2014-02-20 | 学園小説(不思議や超科学なし)
 一ノ瀬渉は偶然から、美人で性格も良く運動にも秀でている胸の大きな女子高生・城ヶ崎奈央の秘密を知ってしまった。
「あたし……ライトノベル作家になりたいの……っ!」
 彼女は作家になりたかった。それも電撃文庫で。
 彼女が過去に引きこもりになっていた時期に、電撃文庫の作品で救われたのだ。しかし、彼女の作品の出来は今ひとつ。
 渉は彼女の力になることを決意し、同居している従姉の編集者から執筆上のメソッドを入手して、2人で1つずつ課題をクリアしていくのだが……。

 時雨沢恵一の『男子高校生で売れっ子ライトノベル作家をしているけれど、年下のクラスメイトで声優の女の子に首を絞められている。』と対になって、電撃小説大賞に応募しようか迷っている少年少女の背中を押す1冊。あえていうなら、こちらが入門編で、時雨沢が初級編。中級・上級はひたすら書くことだけ、実戦のみ……なんじゃないかと思います。

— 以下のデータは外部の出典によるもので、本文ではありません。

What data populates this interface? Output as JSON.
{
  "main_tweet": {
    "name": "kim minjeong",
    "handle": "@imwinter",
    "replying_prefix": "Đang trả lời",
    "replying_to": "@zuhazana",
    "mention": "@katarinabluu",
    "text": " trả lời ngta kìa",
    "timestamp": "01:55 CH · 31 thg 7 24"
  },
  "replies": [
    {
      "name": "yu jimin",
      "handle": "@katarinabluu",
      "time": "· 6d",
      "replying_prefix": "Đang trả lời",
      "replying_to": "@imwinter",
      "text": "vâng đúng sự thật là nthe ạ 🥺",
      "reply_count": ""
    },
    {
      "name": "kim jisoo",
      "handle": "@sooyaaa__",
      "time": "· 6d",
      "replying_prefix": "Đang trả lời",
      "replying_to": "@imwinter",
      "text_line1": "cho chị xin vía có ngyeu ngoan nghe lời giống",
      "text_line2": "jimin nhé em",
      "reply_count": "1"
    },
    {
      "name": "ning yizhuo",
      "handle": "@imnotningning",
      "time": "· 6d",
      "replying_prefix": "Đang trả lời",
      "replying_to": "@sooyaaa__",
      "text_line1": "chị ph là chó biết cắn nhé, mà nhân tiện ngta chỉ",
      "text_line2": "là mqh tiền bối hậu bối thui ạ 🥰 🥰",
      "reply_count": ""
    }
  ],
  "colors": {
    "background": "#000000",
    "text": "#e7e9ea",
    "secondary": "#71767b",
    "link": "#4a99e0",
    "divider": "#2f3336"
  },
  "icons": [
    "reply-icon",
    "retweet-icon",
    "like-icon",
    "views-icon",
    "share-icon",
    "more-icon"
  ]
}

 マンガの描き方は手塚治虫や石ノ森章太郎、藤子・F・不二雄などいろんな人がいろいろな本を出しているし、小説も古今東西さまざまな書き方の本があります。『すごいライトノベルが書ける本』なんてのもある。ただ、今ここで、電撃文庫が小説形式で、電撃大賞に的を絞って出してきたところに意義があるんだろうな。
 ただ、本当に電撃文庫作家入門になっているので、肝心のストーリーが引っかかります。クラスメイトの目の前で、みんなが注目する美少女が卑猥なことにも聞こえる台詞を大声で口にして、それまでつきあいがあるとも思えなかった男子と2人で姿を消し、その後もしばしば2人きりでどこかへ消えてしまって……誰も追求したり後をつけたりしなかったの? そりゃ、そういう展開になったら創作技法の話をしている暇は無いけれど、それならそんな回収する気のないネタふりしちゃダメだよ。それに「文章力とか構成力なんてものは後からでもどうにかなる」と振っておいて、いきなり書式から始めるというのも説得力がない。
 そこだけ気にしなければ、ライトノベルの書き方もわかるラブコメとして愉しめます。